Several Iranian officials announced on Wednesday that Baghdad or Beijing could hold the meeting due April 13 and 14, instead of Istanbul which was initially proposed by Tehran.
While Iran's foreign ministry kept vague about the issue, several Iranian politicians justified the shift by Turkey's support for the opposition in Iran's main regional ally Syria.
"Turkey is now excluded," Aladin Borujerdi, the head of the Iranian parliament's foreign affairs commission, told the Iranian channel Al-Alam.
"Taking into account the extremist and illogical position of Turkey on Syria... Turkey has de facto lost any competence to host the meeting," he said.
Turkey has, for the past two years, acted as an intermediary between Iran
and world powers on the nuclear issue.

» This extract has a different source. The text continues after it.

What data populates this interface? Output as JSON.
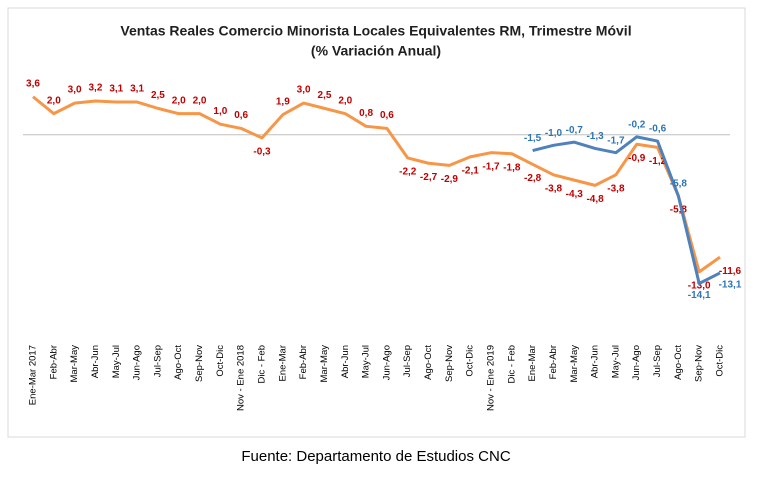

But its position on Syria has been poisoning bilateral relations for several months now.
Tehran little appreciated comments by Turkish Deputy Prime Minister Bulent Arinc, who in February lambasted Iran's silence over the repression in Syria by questioning whether the Islamic republic was "worthy of being called Islamic." But Iran's leaders seem particularly irked by an international "Friends of Syria" conference held in Istanbul last week that supported regime change in Damascus as a way of ending a year-long uprising that has cost more than 9,000 lives according to the United Nations.
Such was the criticism from Tehran that Ankara
on Wednesday summoned the Iranian ambassador to protest formally.
"The main challenge in the relations between Iran
and Turkey is Syria," underlined on Thursday the Iranian newspaper Tehran Emrouz, seen as close to the ruling circles.
The view was underlined by Irannuc.ir, a website also close to Iranian authorities that regularly defends Tehran's atomic programme.
"Turkey's bias and animosity towards Syria are the principal reason" for Istanbul being dropped as the preferred venue for the nuclear talks, it said.
But there are other reasons for the chill creeping over ties between the neighbouring countries.
Last week, Turkey's chief oil company announced it was cutting Iranian oil imports by 20 percent, falling into line with Western sanctions.
According to Iranian economic officials, some Turkish banks have also started to distance themselves from Iran, particularly when it comes to processing oil payment transactions.
Turkey, additionally, has since the beginning of the year tightened up visa restrictions on visiting Iranians, notably tourists and students, several corroborating sources said.
Tabnak, a conservative website in Iran, on Thursday blasted "Turkey's anti-Iranian efforts and progressive alignment with Western sanctions." It also lashed out at Turkey's policy in Iraq that is seen as hostile to Baghdad's Shiite-dominated government.
Further, several European diplomats in Tehran say, Iran
remains irritated by Turkey's agreement to install parts of a NATO
anti-missile shield on its territory.
That system, aimed at defending Europe
from Iranian missiles, created a sharply-worded dispute last November between the two countries.
A similar anti-missile system the United States is promoting for Iran's Gulf neighbours has upped unease in Tehran, which on Wednesday warned against the Arab states participating in such an "American-Zionist project".